Tee tries hard to be the perfect model of the colonized girl, but she never quite manages to reach her distant goal. It seems that due to her early years of life she is never quite anglicised enough to succeed in her ultimate wish. It is through this personal failure that she decides to give up the fantasy world of Helen that she herself created. It is only a promised trip to stay with her father in England that ensures her ultimate acceptance into middle class society “… letter from Tantie saying my fatherwas sending two plane tickets… what a lucky girl you are! ‘ she cooed, ‘ but tell me, howlong has your daddy been up there? ‘ “.
Her call to England brings about a desire to escape. Tee is still unsure about her identity until the end of the novel. She doesn’ know where here home is, ” Several times in the next few weeks I contemplated running away back to Tantie”. For the main protagonist of this narrative her colonial past is remembered with somewhat embarrassment and disgust. Her colonial past is rewritten through colonial education and the euro centric attitude of her Aunt Beatrice.
The ultimate effect of this isTee being torn between the Aunt Tantie’s urban Creole existence and her aunt Beatrice’s imported bourgeois life. Throughout Tee struggles with her double consciousness. As Tee is alone in Trinidad both these women have imence influence over her. The conflict between these two parties can never be resolved fully therefore Tee is never able to resolve the problem and choose one form of life in place of the other. This conflict arises from Tantie’s and Beatrice’s distaste for the respective other class.
Tantie often refers to Beatrice as ‘ The bitch’ whereas Beatrice instils middle class ideals in Tee, that blacks are worse people that white people. Tee cannot find anything positive to link herself to therefore is unsure about her identity until the end of the narrative. We see that she is psychologically torn regarding her social relevance. Tee is not much more than a child when the book ends and her problems are left unresolved. For Tee England promises a new start and an opportunity to think about her identity away from the conflict of home.
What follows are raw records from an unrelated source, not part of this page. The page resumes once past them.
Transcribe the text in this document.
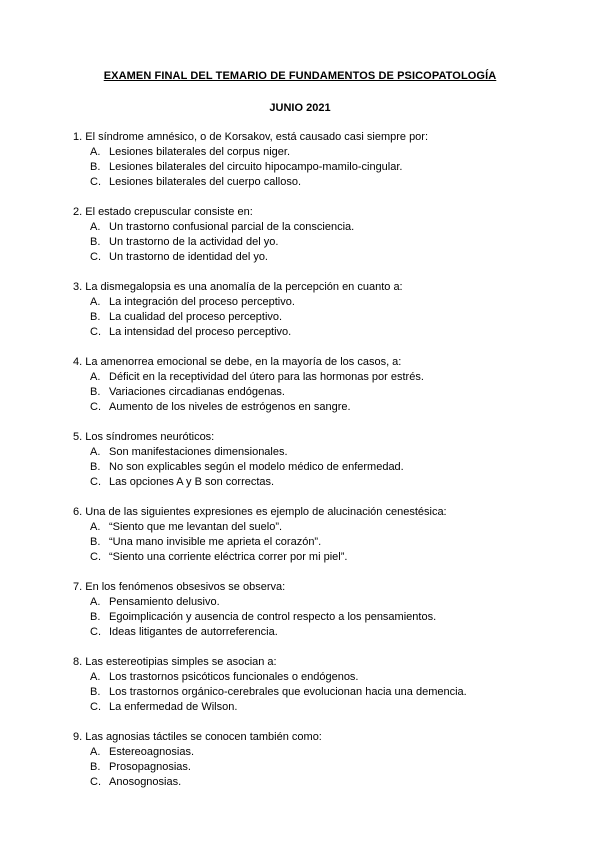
EXAMEN FINAL DEL TEMARIO DE FUNDAMENTOS DE PSICOPATOLOGÍA
JUNIO 2021
1. El síndrome amnésico, o de Korsakov, está causado casi siempre por:
A. Lesiones bilaterales del corpus niger.
B. Lesiones bilaterales del circuito hipocampo-mamilo-cingular.
C. Lesiones bilaterales del cuerpo calloso.
2. El estado crepuscular consiste en:
A. Un trastorno confusional parcial de la consciencia.
B. Un trastorno de la actividad del yo.
C. Un trastorno de identidad del yo.
3. La dismegalopsia es una anomalía de la percepción en cuanto a:
A. La integración del proceso perceptivo.
B. La cualidad del proceso perceptivo.
C. La intensidad del proceso perceptivo.
4. La amenorrea emocional se debe, en la mayoría de los casos, a:
A. Déficit en la receptividad del útero para las hormonas por estrés.
B. Variaciones circadianas endógenas.
C. Aumento de los niveles de estrógenos en sangre.
5. Los síndromes neuróticos:
A. Son manifestaciones dimensionales.
B. No son explicables según el modelo médico de enfermedad.
C. Las opciones A y B son correctas.
6. Una de las siguientes expresiones es ejemplo de alucinación cenestésica:
A. “Siento que me levantan del suelo”.
B. “Una mano invisible me aprieta el corazón”.
C. “Siento una corriente eléctrica correr por mi piel”.
7. En los fenómenos obsesivos se observa:
A. Pensamiento delusivo.
B. Egoimplicación y ausencia de control respecto a los pensamientos.
C. Ideas litigantes de autorreferencia.
8. Las estereotipias simples se asocian a:
A. Los trastornos psicóticos funcionales o endógenos.
B. Los trastornos orgánico-cerebrales que evolucionan hacia una demencia.
C. La enfermedad de Wilson.
9. Las agnosias táctiles se conocen también como:
A. Estereoagnosias.
B. Prosopagnosias.
C. Anosognosias.
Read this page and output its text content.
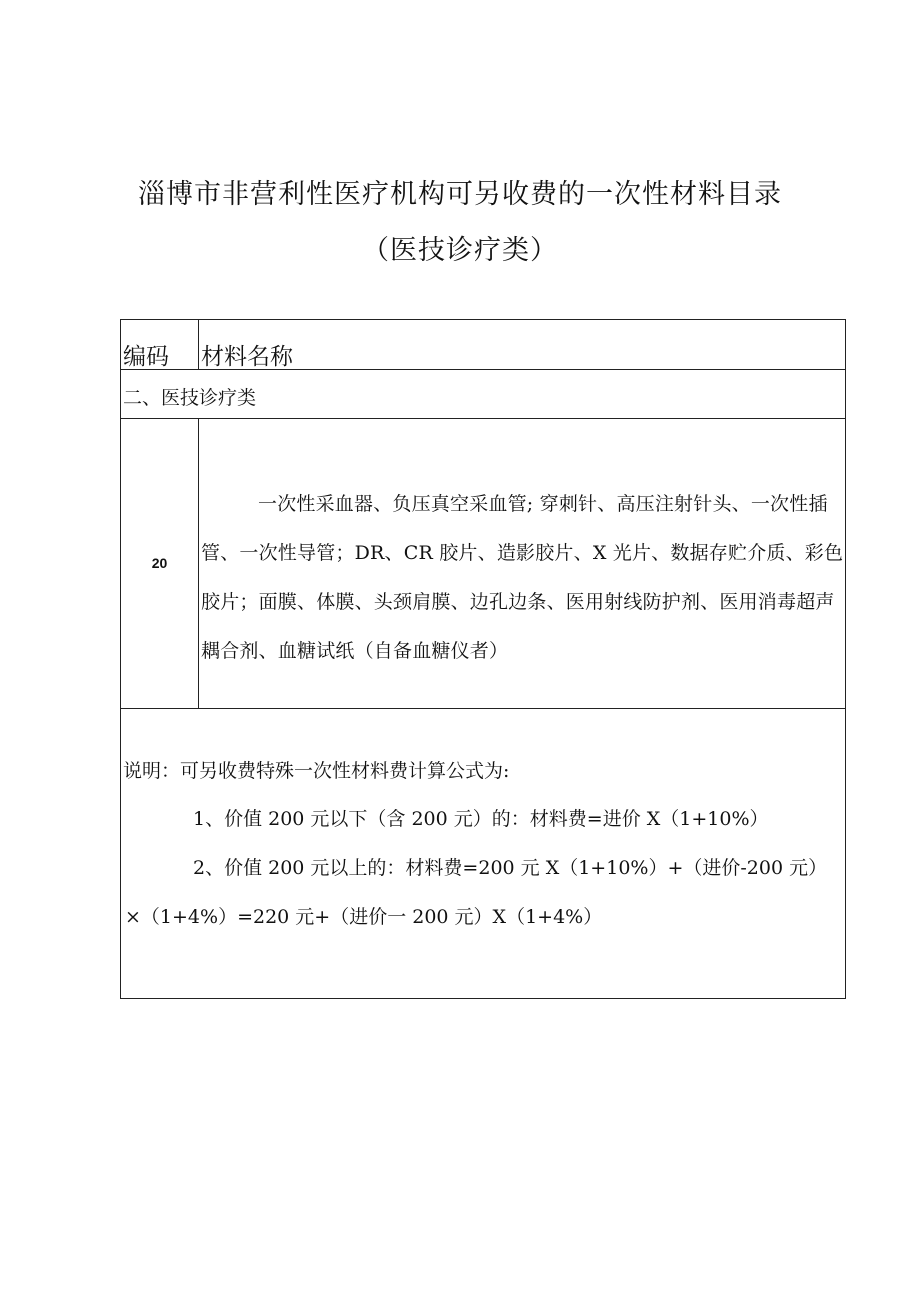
淄博市非营利性医疗机构可另收费的一次性材料目录
（医技诊疗类）
编码 材料名称
二、医技诊疗类
20
一次性采血器、负压真空采血管; 穿刺针、高压注射针头、一次性插管、一次性导管；DR、CR 胶片、造影胶片、X 光片、数据存贮介质、彩色胶片；面膜、体膜、头颈肩膜、边孔边条、医用射线防护剂、医用消毒超声耦合剂、血糖试纸（自备血糖仪者）
说明：可另收费特殊一次性材料费计算公式为:
1、价值 200 元以下（含 200 元）的：材料费=进价 X（1+10%）
2、价值 200 元以上的：材料费=200 元 X（1+10%）+（进价-200 元）
×（1+4%）=220 元+（进价一 200 元）X（1+4%）
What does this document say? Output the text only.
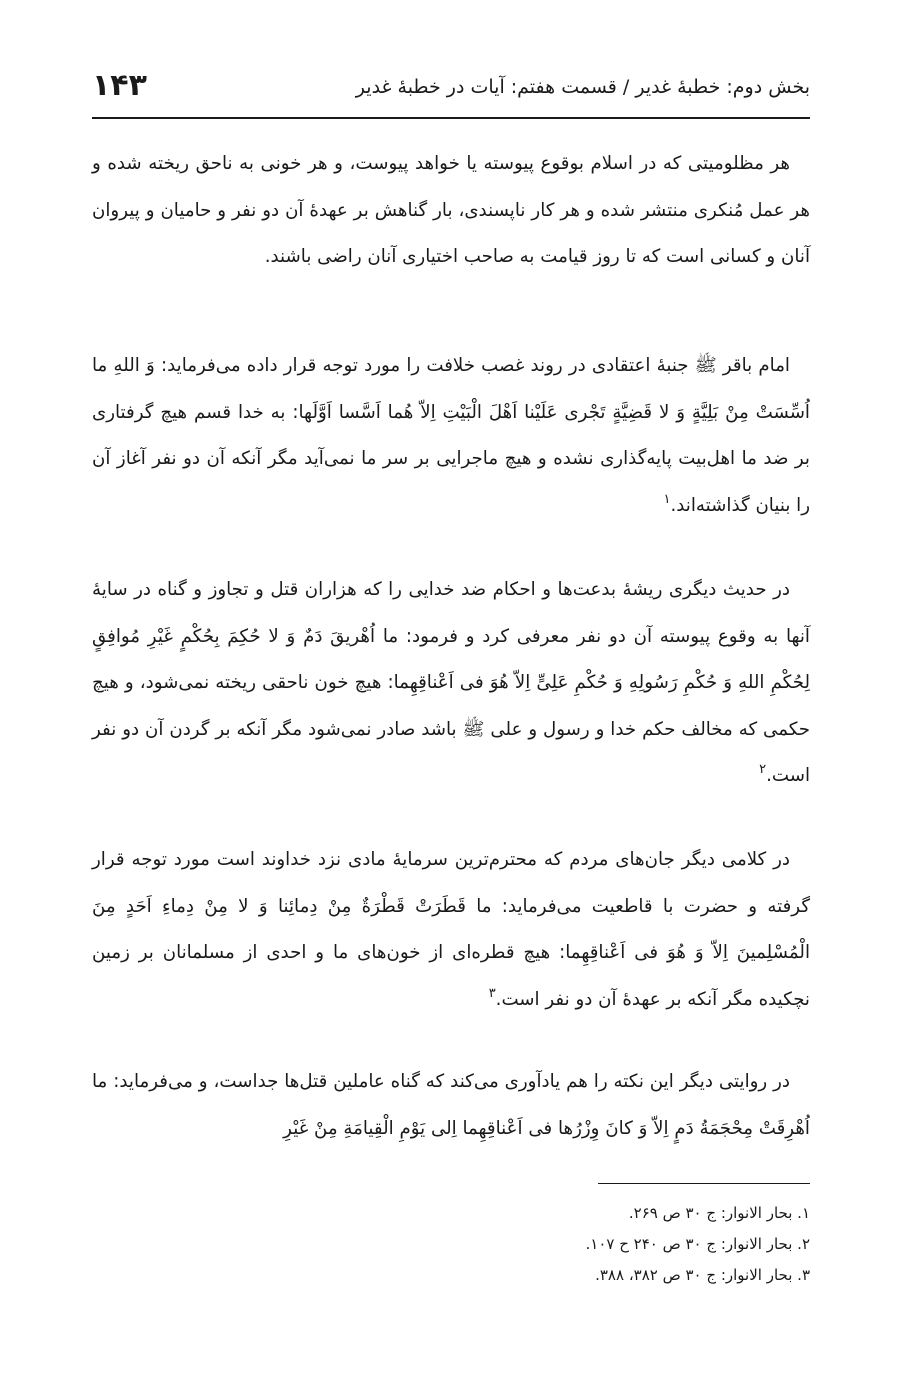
بخش دوم: خطبۀ غدیر / قسمت هفتم: آیات در خطبۀ غدیر
۱۴۳

هر مظلومیتی که در اسلام بوقوع پیوسته یا خواهد پیوست، و هر خونی به ناحق ریخته شده و هر عمل مُنکری منتشر شده و هر کار ناپسندی، بار گناهش بر عهدۀ آن دو نفر و حامیان و پیروان آنان و کسانی است که تا روز قیامت به صاحب اختیاری آنان راضی باشند.

امام باقر ﷺ جنبۀ اعتقادی در روند غصب خلافت را مورد توجه قرار داده می‌فرماید: وَ اللهِ ما اُسِّسَتْ مِنْ بَلِیَّةٍ وَ لا قَضِیَّةٍ تَجْری عَلَیْنا اَهْلَ الْبَیْتِ اِلاّ هُما اَسَّسا اَوَّلَها: به خدا قسم هیچ گرفتاری بر ضد ما اهل‌بیت پایه‌گذاری نشده و هیچ ماجرایی بر سر ما نمی‌آید مگر آنکه آن دو نفر آغاز آن را بنیان گذاشته‌اند.$^۱$

در حدیث دیگری ریشۀ بدعت‌ها و احکام ضد خدایی را که هزاران قتل و تجاوز و گناه در سایۀ آنها به وقوع پیوسته آن دو نفر معرفی کرد و فرمود: ما اُهْریقَ دَمٌ وَ لا حُکِمَ بِحُکْمٍ غَیْرِ مُوافِقٍ لِحُکْمِ اللهِ وَ حُکْمِ رَسُولِهِ وَ حُکْمِ عَلِیٍّ اِلاّ هُوَ فی اَعْناقِهِما: هیچ خون ناحقی ریخته نمی‌شود، و هیچ حکمی که مخالف حکم خدا و رسول و علی ﷺ باشد صادر نمی‌شود مگر آنکه بر گردن آن دو نفر است.$^۲$

در کلامی دیگر جان‌های مردم که محترم‌ترین سرمایۀ مادی نزد خداوند است مورد توجه قرار گرفته و حضرت با قاطعیت می‌فرماید: ما قَطَرَتْ قَطْرَةٌ مِنْ دِمائِنا وَ لا مِنْ دِماءِ اَحَدٍ مِنَ الْمُسْلِمینَ اِلاّ وَ هُوَ فی اَعْناقِهِما: هیچ قطره‌ای از خون‌های ما و احدی از مسلمانان بر زمین نچکیده مگر آنکه بر عهدۀ آن دو نفر است.$^۳$

در روایتی دیگر این نکته را هم یادآوری می‌کند که گناه عاملین قتل‌ها جداست، و می‌فرماید: ما اُهْرِقَتْ مِحْجَمَةُ دَمٍ اِلاّ وَ کانَ وِزْرُها فی اَعْناقِهِما اِلی یَوْمِ الْقِیامَةِ مِنْ غَیْرِ

۱. بحار الانوار: ج ۳۰ ص ۲۶۹.
۲. بحار الانوار: ج ۳۰ ص ۲۴۰ ح ۱۰۷.
۳. بحار الانوار: ج ۳۰ ص ۳۸۲، ۳۸۸.
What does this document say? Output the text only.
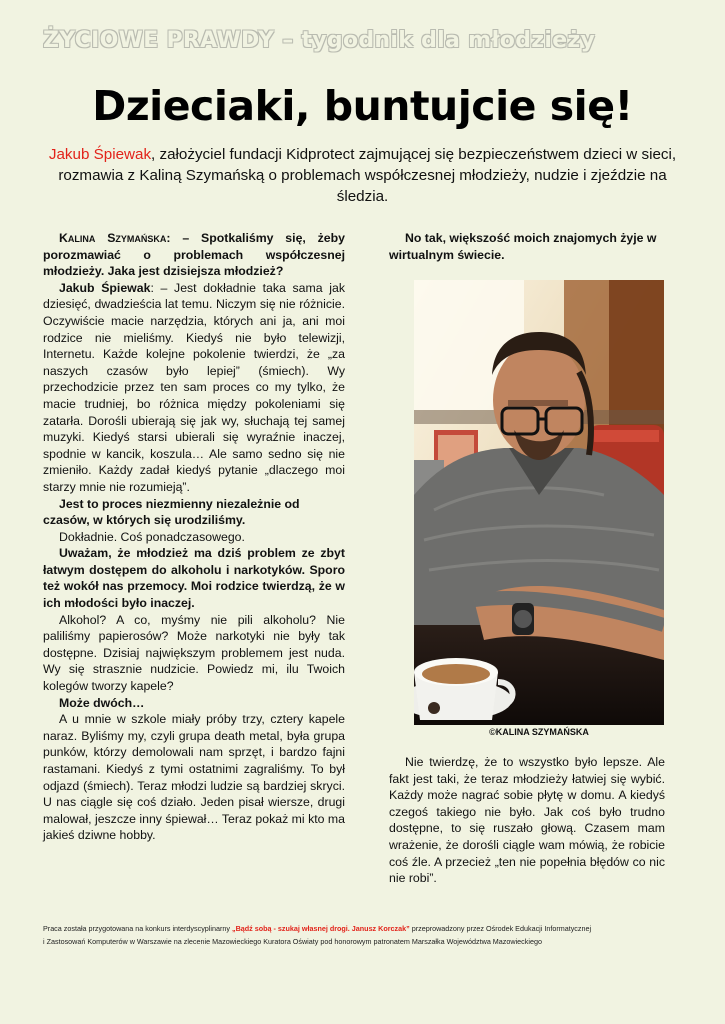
ŻYCIOWE PRAWDY – tygodnik dla młodzieży
Dzieciaki, buntujcie się!
Jakub Śpiewak, założyciel fundacji Kidprotect zajmującej się bezpieczeństwem dzieci w sieci, rozmawia z Kaliną Szymańską o problemach współczesnej młodzieży, nudzie i zjeździe na śledzia.

Kalina Szymańska: – Spotkaliśmy się, żeby porozmawiać o problemach współczesnej młodzieży. Jaka jest dzisiejsza młodzież?

Jakub Śpiewak: – Jest dokładnie taka sama jak dziesięć, dwadzieścia lat temu. Niczym się nie różnicie. Oczywiście macie narzędzia, których ani ja, ani moi rodzice nie mieliśmy. Kiedyś nie było telewizji, Internetu. Każde kolejne pokolenie twierdzi, że „za naszych czasów było lepiej” (śmiech). Wy przechodzicie przez ten sam proces co my tylko, że macie trudniej, bo różnica między pokoleniami się zatarła. Dorośli ubierają się jak wy, słuchają tej samej muzyki. Kiedyś starsi ubierali się wyraźnie inaczej, spodnie w kancik, koszula… Ale samo sedno się nie zmieniło. Każdy zadał kiedyś pytanie „dlaczego moi starzy mnie nie rozumieją”.

Jest to proces niezmienny niezależnie od czasów, w których się urodziliśmy.

Dokładnie. Coś ponadczasowego.

Uważam, że młodzież ma dziś problem ze zbyt łatwym dostępem do alkoholu i narkotyków. Sporo też wokół nas przemocy. Moi rodzice twierdzą, że w ich młodości było inaczej.

Alkohol? A co, myśmy nie pili alkoholu? Nie paliliśmy papierosów? Może narkotyki nie były tak dostępne. Dzisiaj największym problemem jest nuda. Wy się strasznie nudzicie. Powiedz mi, ilu Twoich kolegów tworzy kapele?

Może dwóch…

A u mnie w szkole miały próby trzy, cztery kapele naraz. Byliśmy my, czyli grupa death metal, była grupa punków, którzy demolowali nam sprzęt, i bardzo fajni rastamani. Kiedyś z tymi ostatnimi zagraliśmy. To był odjazd (śmiech). Teraz młodzi ludzie są bardziej skryci. U nas ciągle się coś działo. Jeden pisał wiersze, drugi malował, jeszcze inny śpiewał… Teraz pokaż mi kto ma jakieś dziwne hobby.

No tak, większość moich znajomych żyje w wirtualnym świecie.

©KALINA SZYMAŃSKA

Nie twierdzę, że to wszystko było lepsze. Ale fakt jest taki, że teraz młodzieży łatwiej się wybić. Każdy może nagrać sobie płytę w domu. A kiedyś czegoś takiego nie było. Jak coś było trudno dostępne, to się ruszało głową. Czasem mam wrażenie, że dorośli ciągle wam mówią, że robicie coś źle. A przecież „ten nie popełnia błędów co nic nie robi”.

Praca została przygotowana na konkurs interdyscyplinarny „Bądź sobą - szukaj własnej drogi. Janusz Korczak” przeprowadzony przez Ośrodek Edukacji Informatycznej
i Zastosowań Komputerów w Warszawie na zlecenie Mazowieckiego Kuratora Oświaty pod honorowym patronatem Marszałka Województwa Mazowieckiego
The novel has an ambiguous ending and we never receive a resolution to Tees problems, ” I desired with all my heart that it were the next morning and a plane were lifting me off the ground”. This is the unfortunate outcome a colonial education has on the collinised members of society. The education given had the intention of ‘ civilasing’ and bettering the prospects of it’s participants. By rewriting the culture and background the question is raised if this ‘ help’ given by the Europeans did more harm that good to children like Tee.